Published 11:55 am Tuesday, August 7, 2018

Who you are is part of what you are

Joseph Miller Barton moved his family from Blue Mound, Ill., to the village of Moscow, Idaho, in the 1870s and from there to Wallowa County, in the 1880’s.

He was my great-great grandfather. Joseph’s oldest child Harry Elmer Barton was my great grandfather and his son Everett Edson Barton, my grandpa. Gregory Fay Barton was my dad.

These men are increasingly familiar to me, but I wish I had paid a little more attention to the stories that I had been told over the years.

The older I get the more important it is to me to know who my ancestors were as men. I know my grandpa was born in Joseph in November 1891, my dad was born at Homestead on the Snake River in December 1920 and was raised at Imnaha and Joseph.

I’m thankful to have a long-standing family history in one place, but right now, I’m more concerned with the “who” than the “where.”

Even as I say that, I realize the place where I live and grow up is a great contributor to who I am as a person; the culture of a place is important.

Someone recently asked me why locals tend to say they are from Wallowa County rather than the town in which they live. I think it is because we feel the county defines us better than any single town. To each other, we are more specific, but generally we only want to know, “Are you from the county?”

Joseph Barton was born in Westmorland City, Penn., Feb. 3, 1838. He was 23 the year the Civil War began and served as a corporal in the cavalry; Company G 4th Illinois.

I can only imagine how that critical four years in our nation’s history affected and shaped the man who later brought his family west to Oregon. Like many pioneers looking for a fresh start, he found a home in a place far removed from everything familiar.

I would guess his former place reminded him of the great losses of that time period, and he hoped this new place would help him forget.

I wonder though, “how do you find your way to Wallowa County, from McLean County, Illinois?” I will probably never know in this life, but it is fun to think about all the possible scenarios that led to the arrival of the Barton family.

I don’t think it was accidental or purely coincidental. The Bible says “from one man He made all the nations of men, that they should inhabit the whole earth; and he marked out their appointed times in history and the boundaries of their lands.”

It goes on to say, “God did this so that they would seek him and perhaps reach out for him and find him, though he is not far from any one of us.” (Acts 17:26-27)

We discover there is a great master plan that is playing itself out, and we are all hurdling to a point of discovery that is of the utmost importance.
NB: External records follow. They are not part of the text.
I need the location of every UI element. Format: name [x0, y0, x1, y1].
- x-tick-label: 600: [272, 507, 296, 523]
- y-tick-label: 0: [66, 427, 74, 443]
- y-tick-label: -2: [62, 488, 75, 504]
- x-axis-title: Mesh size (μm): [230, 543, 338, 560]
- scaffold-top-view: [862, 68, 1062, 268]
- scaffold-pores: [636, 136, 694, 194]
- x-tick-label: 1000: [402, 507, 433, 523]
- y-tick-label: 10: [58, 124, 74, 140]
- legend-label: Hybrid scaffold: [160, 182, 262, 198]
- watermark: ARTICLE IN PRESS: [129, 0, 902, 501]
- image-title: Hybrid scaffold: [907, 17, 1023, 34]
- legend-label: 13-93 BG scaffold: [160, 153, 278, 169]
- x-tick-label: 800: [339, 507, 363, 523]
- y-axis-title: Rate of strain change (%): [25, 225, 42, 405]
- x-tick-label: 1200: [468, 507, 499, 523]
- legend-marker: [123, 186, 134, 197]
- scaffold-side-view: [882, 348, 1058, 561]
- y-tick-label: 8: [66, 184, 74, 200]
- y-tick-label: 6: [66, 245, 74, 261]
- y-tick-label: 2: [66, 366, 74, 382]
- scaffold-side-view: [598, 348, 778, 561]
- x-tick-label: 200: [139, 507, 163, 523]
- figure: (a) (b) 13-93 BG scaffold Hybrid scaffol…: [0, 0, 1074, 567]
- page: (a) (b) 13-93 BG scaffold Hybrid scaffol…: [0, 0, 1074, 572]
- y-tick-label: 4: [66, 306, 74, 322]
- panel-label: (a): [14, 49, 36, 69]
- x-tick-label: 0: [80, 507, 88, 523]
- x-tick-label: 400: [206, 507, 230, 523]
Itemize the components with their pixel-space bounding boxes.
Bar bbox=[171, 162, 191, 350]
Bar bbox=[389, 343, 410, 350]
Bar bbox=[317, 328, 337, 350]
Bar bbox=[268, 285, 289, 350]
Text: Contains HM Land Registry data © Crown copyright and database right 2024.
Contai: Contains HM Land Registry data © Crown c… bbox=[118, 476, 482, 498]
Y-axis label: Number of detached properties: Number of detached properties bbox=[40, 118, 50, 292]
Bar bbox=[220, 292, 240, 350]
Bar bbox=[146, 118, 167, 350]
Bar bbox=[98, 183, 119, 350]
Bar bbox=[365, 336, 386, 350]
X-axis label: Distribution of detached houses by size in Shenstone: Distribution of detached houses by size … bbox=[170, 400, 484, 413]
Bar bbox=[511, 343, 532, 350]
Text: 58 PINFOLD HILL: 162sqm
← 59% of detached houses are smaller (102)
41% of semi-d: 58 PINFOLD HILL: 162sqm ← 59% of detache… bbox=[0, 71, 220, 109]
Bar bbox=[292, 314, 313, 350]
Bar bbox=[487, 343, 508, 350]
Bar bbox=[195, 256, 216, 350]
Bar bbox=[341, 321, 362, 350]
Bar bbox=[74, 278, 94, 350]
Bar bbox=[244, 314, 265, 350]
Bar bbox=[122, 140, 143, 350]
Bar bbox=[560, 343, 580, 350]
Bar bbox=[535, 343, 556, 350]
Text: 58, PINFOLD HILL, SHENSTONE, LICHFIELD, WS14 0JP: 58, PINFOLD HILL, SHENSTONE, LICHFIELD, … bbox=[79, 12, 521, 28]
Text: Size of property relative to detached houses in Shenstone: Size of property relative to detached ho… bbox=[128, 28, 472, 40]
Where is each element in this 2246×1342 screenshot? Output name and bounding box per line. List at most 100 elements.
God is nearby and my life is about something it’s not random, he does care, there is hope.

Everywhere I go, everything I experience, is another step in the direction of Him who said “I am the way, the truth and the life.”
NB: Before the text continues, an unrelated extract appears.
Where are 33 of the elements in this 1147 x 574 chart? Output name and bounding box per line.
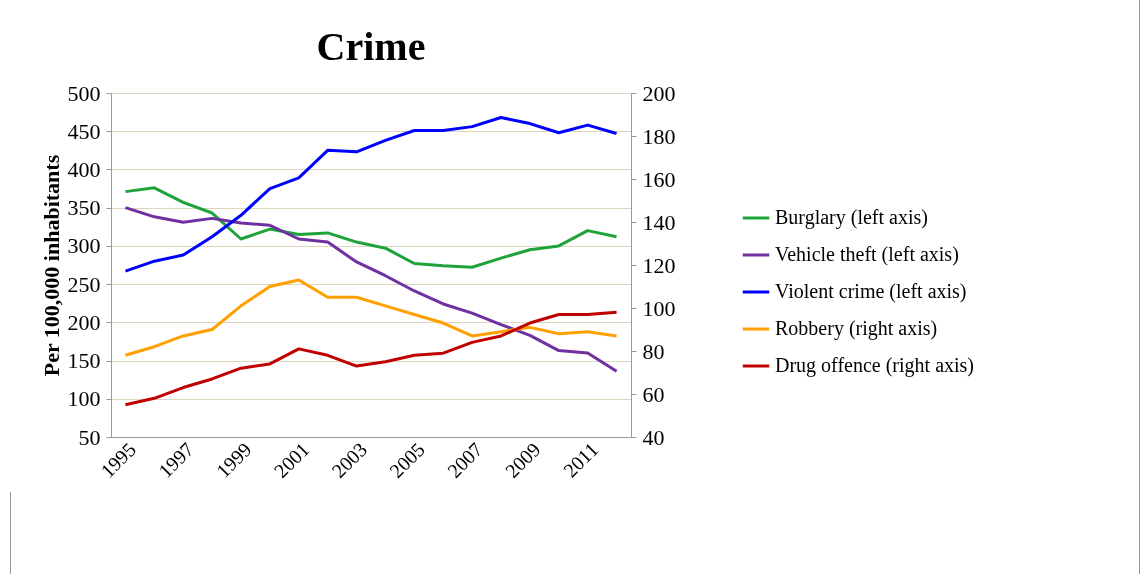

Joseph Barton passed away in 1897 at 59 and I wonder, did he discover that underpinning truth? Did Joseph discover the nearness of God?

We know that he was a teacher at 22 before the war began and that a primary text book in the schools of that day was the Bible. In it, we read “all of my days were written in your book before one of them came to be.” (Psalm 139)

This psalm ends with “Search me, oh God and know my heart: try me, and know my thoughts. And see if there be any wicked way in me and lead me in the way everlasting.”

Regardless of where I am in the journey of life, or how random my experiences seem to be, I have a certainty that I am being led to my destiny; and I know “in him I live and move and have my being.” (Acts 17:28)

Rev. Tim Barton is lead pastor of Wallowa Assembly of God Church in Wallowa.